Turns out it's a real benchmark from Fidelity, and I was significantly behind. That reality check was actually useful. It made me specific about what I needed to do instead of vaguely "trying to save more."
The Fidelity Benchmarks (Most Widely Used)
| Age | Savings Goal | Multiplier |
|---|---|---|
| 30 | 1× your annual salary | ×1 |
| 35 | 2× your annual salary | ×2 |
| 40 | 3× your annual salary | ×3 |
| 45 | 4× your annual salary | ×4 |
| 50 | 6× your annual salary | ×6 |
| 55 | 7× your annual salary | ×7 |
| 60 | 8× your annual salary | ×8 |
| 67 (retirement) | 10× your annual salary | ×10 |
These assume you want to maintain roughly your current lifestyle in retirement, you retire at 67, and Social Security replaces part of your income. They're a starting point — not a verdict.
What Counts as "Saved"?
Everything in retirement accounts: 401(k), 403(b), IRA, Roth IRA, pension present value, HSA. Not your home equity (you need somewhere to live) or savings you plan to spend before retirement. Just investable assets earmarked for retirement.
What Actually Happens to Most People
Most Americans are behind these benchmarks. That's not failure — it's the norm. Student loans, housing costs, stagnant wages, and the fact that compound interest takes years to become visible all work against people in their 20s and early 30s.
According to Federal Reserve data, the median retirement savings for those aged 35–44 is about $45,000. The mean (average) is over $130,000, skewed by high earners.
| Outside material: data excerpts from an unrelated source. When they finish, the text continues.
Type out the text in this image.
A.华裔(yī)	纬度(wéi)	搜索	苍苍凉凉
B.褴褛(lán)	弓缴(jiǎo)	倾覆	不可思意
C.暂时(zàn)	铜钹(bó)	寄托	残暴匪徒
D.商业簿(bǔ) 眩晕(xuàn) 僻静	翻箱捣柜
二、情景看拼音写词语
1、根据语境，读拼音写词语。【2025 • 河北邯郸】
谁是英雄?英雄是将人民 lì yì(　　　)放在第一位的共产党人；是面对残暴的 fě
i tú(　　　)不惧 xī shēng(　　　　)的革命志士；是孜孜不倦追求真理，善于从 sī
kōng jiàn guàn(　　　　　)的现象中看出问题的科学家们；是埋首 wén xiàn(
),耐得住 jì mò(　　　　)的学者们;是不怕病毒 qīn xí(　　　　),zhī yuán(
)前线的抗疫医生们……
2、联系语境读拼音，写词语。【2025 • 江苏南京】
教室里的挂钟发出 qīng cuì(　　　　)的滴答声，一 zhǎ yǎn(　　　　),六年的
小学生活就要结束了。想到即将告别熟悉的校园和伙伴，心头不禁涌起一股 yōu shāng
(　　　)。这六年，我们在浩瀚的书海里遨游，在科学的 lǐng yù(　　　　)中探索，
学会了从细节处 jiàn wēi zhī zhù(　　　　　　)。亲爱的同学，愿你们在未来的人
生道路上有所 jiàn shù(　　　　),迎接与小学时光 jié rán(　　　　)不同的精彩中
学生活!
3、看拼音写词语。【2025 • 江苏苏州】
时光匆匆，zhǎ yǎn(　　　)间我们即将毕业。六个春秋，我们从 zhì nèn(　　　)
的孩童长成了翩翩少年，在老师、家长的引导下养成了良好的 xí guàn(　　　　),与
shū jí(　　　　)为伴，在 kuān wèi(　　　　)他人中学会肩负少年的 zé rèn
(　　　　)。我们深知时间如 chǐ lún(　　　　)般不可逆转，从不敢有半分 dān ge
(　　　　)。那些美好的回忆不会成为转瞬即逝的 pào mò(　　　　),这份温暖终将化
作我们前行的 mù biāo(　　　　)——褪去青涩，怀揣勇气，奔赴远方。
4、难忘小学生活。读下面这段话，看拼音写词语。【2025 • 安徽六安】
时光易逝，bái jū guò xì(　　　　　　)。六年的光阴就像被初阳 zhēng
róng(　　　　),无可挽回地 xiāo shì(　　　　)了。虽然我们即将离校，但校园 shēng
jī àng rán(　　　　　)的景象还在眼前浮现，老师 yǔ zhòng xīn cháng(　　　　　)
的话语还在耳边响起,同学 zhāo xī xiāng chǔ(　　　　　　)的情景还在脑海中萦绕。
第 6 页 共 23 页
If you have $50,000 saved at 38, you're around the median. If you have $150,000, you're well ahead of most people your age.
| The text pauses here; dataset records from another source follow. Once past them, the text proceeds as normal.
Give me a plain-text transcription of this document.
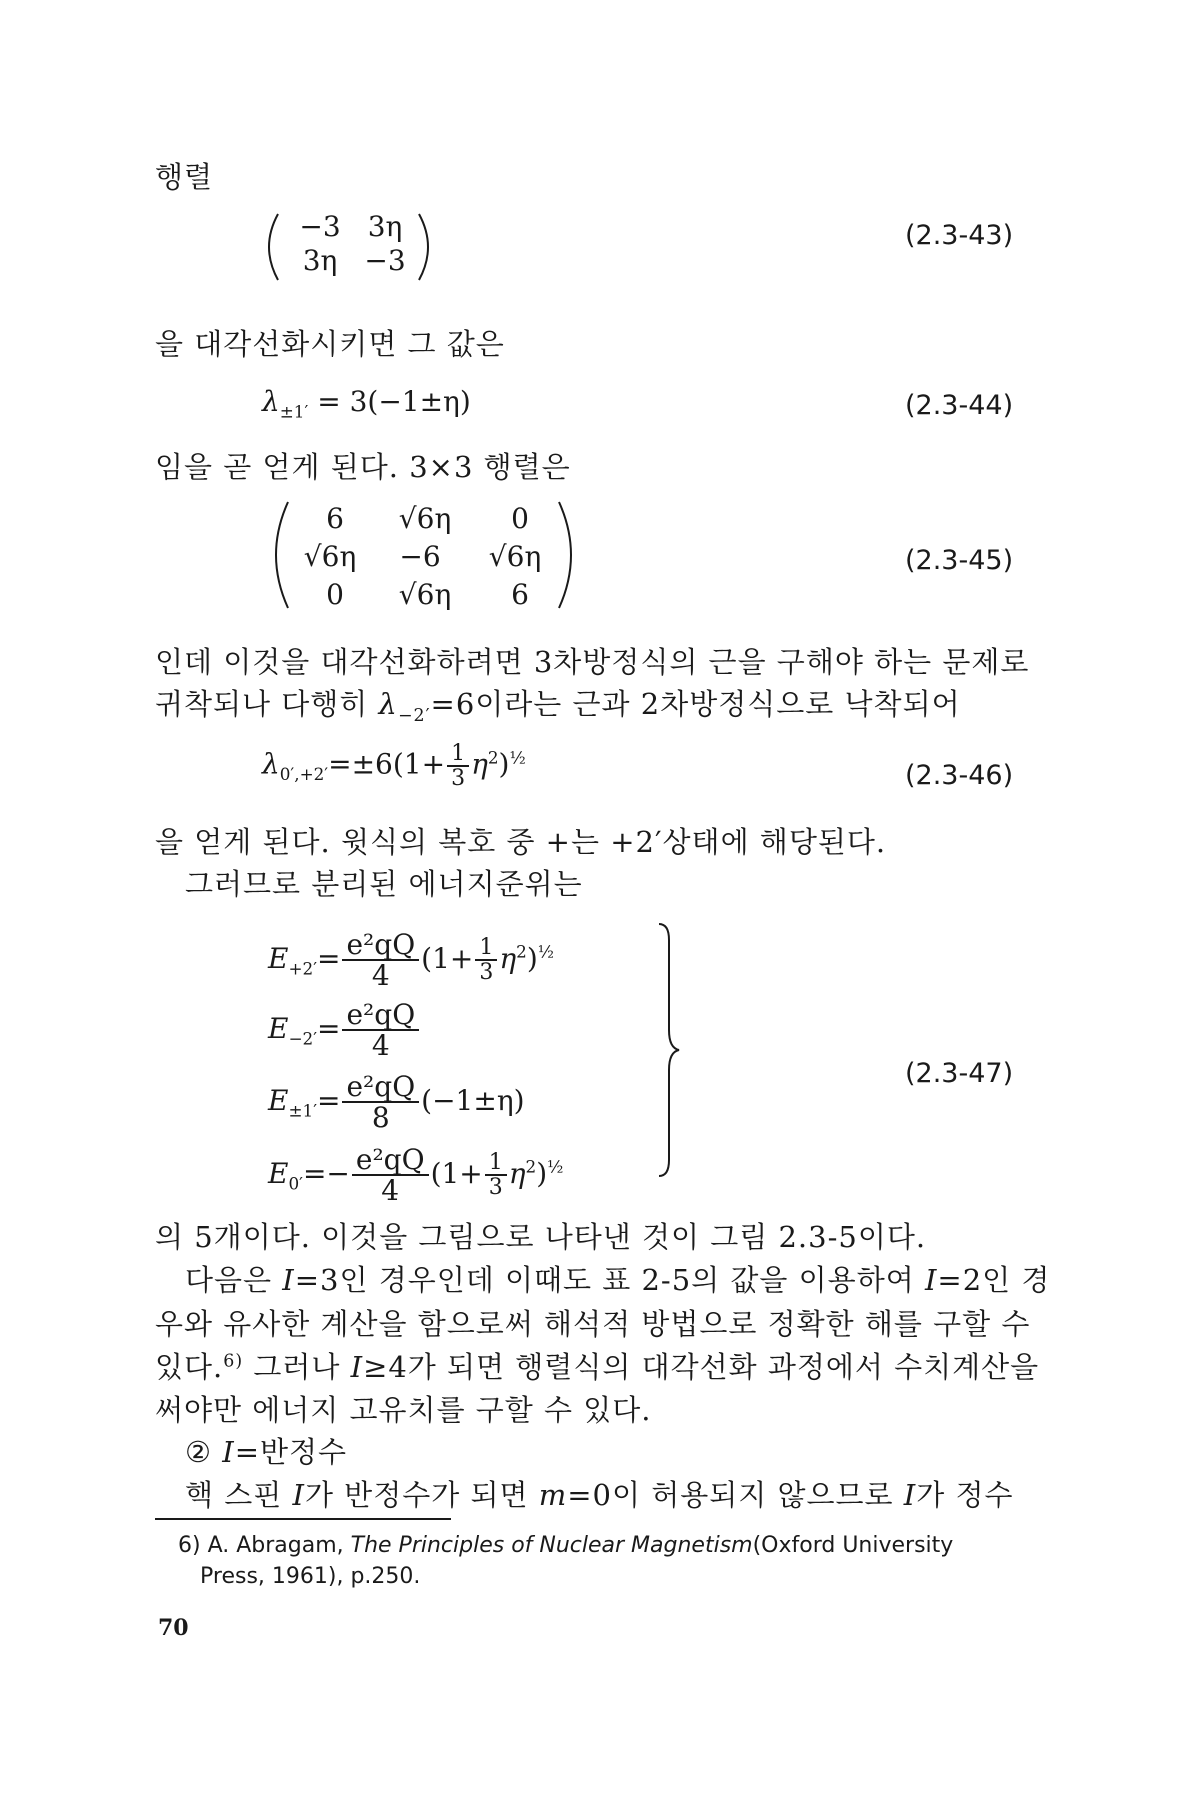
행렬
−3 3η
3η −3
(2.3-43)
을 대각선화시키면 그 값은
$\lambda_{\pm 1'} = 3(-1\pm\eta)$	(2.3-44)
임을 곧 얻게 된다. 3×3 행렬은
6	√6η	0
√6η	−6	√6η
0	√6η	6
(2.3-45)
인데 이것을 대각선화하려면 3차방정식의 근을 구해야 하는 문제로
귀착되나 다행히 $\lambda_{-2'}=6$이라는 근과 2차방정식으로 낙착되어
$\lambda_{0',+2'}=\pm 6(1+ \frac{1}{3} \eta^2)^{\frac{1}{2}}$
(2.3-46)
을 얻게 된다. 윗식의 복호 중 +는 +2′상태에 해당된다.
그러므로 분리된 에너지준위는
$E_{+2'}= \frac{\text{e²qQ}}{4} (1+ \frac{1}{3} \eta^2)^{\frac{1}{2}}$
$E_{-2'}= \frac{\text{e²qQ}}{4}$
$E_{\pm 1'}= \frac{\text{e²qQ}}{8} (-1\pm\eta)$
$E_{0'}=- \frac{\text{e²qQ}}{4} (1+ \frac{1}{3} \eta^2)^{\frac{1}{2}}$
(2.3-47)
의 5개이다. 이것을 그림으로 나타낸 것이 그림 2.3-5이다.
다음은 I=3인 경우인데 이때도 표 2-5의 값을 이용하여 I=2인 경
우와 유사한 계산을 함으로써 해석적 방법으로 정확한 해를 구할 수
있다.$^{6)}$ 그러나 I≥4가 되면 행렬식의 대각선화 과정에서 수치계산을
써야만 에너지 고유치를 구할 수 있다.
② I=반정수
핵 스핀 I가 반정수가 되면 m=0이 허용되지 않으므로 I가 정수
6) A. Abragam, The Principles of Nuclear Magnetism(Oxford University
Press, 1961), p.250.
70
If You're Behind: The Realistic Plan
Being behind doesn't mean you're stuck. The levers are the same regardless of age:
1. Increase your savings rate aggressively.
The most direct solution. Increase 401(k) contributions by 2–3% immediately. Automate a Roth IRA contribution of $583/month ($7,000/year maximum). Every additional percent contributes compounding years of growth.
2. Invest in equities, not just cash.
Many people who are "behind" have their retirement savings in low-growth stable value funds or money market accounts. A 2% return instead of 7% compounds dramatically differently over 20 years. If you're more than 10 years from retirement, most of your retirement savings should be in diversified equity index funds.
3. Plan to work a few years longer.
Working from 65 to 68 instead of 62 to 65 has an enormous mathematical impact:
- Three more years of contributions
- Three more years of investment growth
- Three fewer years of drawing down savings
- Higher Social Security benefit (benefits increase ~8%/year from 62 to 70)
4. Reduce retirement spending targets.
The benchmarks assume you'll maintain your current lifestyle. Many retirees spend significantly less — no commute costs, no work wardrobe, often no mortgage, grown kids. A lower retirement spending target means a lower savings goal.
The Catch-Up Contribution Rules
Once you hit 50, the IRS allows additional "catch-up" contributions:
- 401(k) catch-up: Extra $7,500/year (total: $31,000)
- IRA catch-up: Extra $1,000/year (total: $8,000)
- Starting at age 60–63: Even larger 401(k) catch-up of $11,250 (total: $34,750)
These exist specifically for people who got a late start. Use them.
The Most Important Thing
The benchmarks are a measuring tool, not a judgment. Whether you're at 30% of the target or 150%, knowing where you stand lets you make real decisions instead of vague intentions.
If you're significantly behind, you need to either increase contributions substantially, adjust lifestyle expectations in retirement, or some combination. None of those options are fun. But all of them are better than not knowing.
The Bottom Line
Check your number against the benchmark for your age. If you're on track: stay the course. If you're behind: pick one lever (savings rate, investment allocation, or expected retirement age) and move it. Don't try to fix everything at once. One meaningful change, sustained, does more than five half-measures that don't stick.